Tuesday, November 3, 2009

ACTA Must be Public!

Many of you will have heard about ACTA. For those that haven't, ACTA (or in long form the “Anti-Counterfeiting Trade Agreement”) is an agreement between countries that purports to reduce counterfeiting to benefit the consumer. What it actually will do, we don't know. See, the treaty hasn't been made public. In two years of negotiations, it's been kept quiet.
There was a leak in mid-2008, which made it to wikileaks, but apart from that, very little. Recently a number of companies, including one or two consumer based groups (the majority being movie, record and software companies – see the full list here) saw the ACTA agreements. Viewing the agreement only happened after non-disclosure agreements (NDAs) were signed, as apparently a treaty about copyright infringement is a national security issue, by Executive Order.

It's not a National Security Issue, but a Job Security issue.

It's fear of the outrage that public knowledge of the treaty would create. It's fear that once the scope of the corruption these public officials, including President Obama, is known, they will be unelectable for life, and have to actually work for a living, losing all the power and prestige they have.

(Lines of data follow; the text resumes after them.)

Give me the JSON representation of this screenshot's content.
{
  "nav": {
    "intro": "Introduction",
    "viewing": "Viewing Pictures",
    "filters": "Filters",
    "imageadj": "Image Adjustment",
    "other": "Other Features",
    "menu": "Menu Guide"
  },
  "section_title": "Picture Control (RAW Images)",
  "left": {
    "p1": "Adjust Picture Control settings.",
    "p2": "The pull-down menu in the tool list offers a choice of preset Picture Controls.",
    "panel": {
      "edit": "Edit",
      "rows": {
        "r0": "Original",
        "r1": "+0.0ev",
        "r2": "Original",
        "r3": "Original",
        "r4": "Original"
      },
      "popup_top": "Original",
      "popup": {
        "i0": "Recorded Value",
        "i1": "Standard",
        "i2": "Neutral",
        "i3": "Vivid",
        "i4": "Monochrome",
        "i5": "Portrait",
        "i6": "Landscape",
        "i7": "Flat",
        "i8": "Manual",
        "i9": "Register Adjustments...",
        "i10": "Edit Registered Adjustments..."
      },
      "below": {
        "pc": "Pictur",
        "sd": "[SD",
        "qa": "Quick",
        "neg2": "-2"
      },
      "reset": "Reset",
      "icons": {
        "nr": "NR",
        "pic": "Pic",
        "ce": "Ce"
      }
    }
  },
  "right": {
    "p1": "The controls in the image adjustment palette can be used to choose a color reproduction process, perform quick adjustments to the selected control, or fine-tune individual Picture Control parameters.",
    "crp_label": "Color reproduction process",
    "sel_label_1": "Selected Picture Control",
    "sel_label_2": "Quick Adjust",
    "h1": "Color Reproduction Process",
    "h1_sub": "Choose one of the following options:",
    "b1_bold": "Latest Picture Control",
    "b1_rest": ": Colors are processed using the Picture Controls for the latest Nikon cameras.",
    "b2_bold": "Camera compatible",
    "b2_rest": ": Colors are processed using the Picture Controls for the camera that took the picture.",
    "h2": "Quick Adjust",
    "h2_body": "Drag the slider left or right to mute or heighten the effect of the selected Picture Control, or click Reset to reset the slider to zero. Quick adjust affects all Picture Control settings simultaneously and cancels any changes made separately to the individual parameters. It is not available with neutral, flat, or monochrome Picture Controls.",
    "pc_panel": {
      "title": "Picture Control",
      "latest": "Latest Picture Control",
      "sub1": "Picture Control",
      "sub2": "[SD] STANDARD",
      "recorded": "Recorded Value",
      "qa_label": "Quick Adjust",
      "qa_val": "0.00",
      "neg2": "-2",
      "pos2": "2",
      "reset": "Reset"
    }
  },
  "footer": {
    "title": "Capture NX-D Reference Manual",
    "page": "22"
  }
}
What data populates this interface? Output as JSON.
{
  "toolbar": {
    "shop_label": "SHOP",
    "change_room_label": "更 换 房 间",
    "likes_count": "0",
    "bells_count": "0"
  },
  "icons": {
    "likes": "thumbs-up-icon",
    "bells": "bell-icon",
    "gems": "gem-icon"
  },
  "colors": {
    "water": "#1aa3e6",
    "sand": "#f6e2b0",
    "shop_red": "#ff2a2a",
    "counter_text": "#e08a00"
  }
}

Knowledge Ecology International is one group not standing for it though. They found out the names of those who have viewed the documents, and it's not a particularly voter-friendly list. There is now a petition circulating concerning the transparency aspect of this document, asking President Obama to make it open, and show there are no shenanigans, no illegal or unconstitutional activities being proposed and no false arguments and bad evidence being used to subvert rule of law, to bolster the coffers of another industry that is in a (self proclaimed) bad way.

While the physical copy of the petition was sent today, you can still sign the on-line version, and I would strongly urge people to do so. It's your freedoms being bought and sold by your own politicians. Remember, they work for you, not for lobbyists.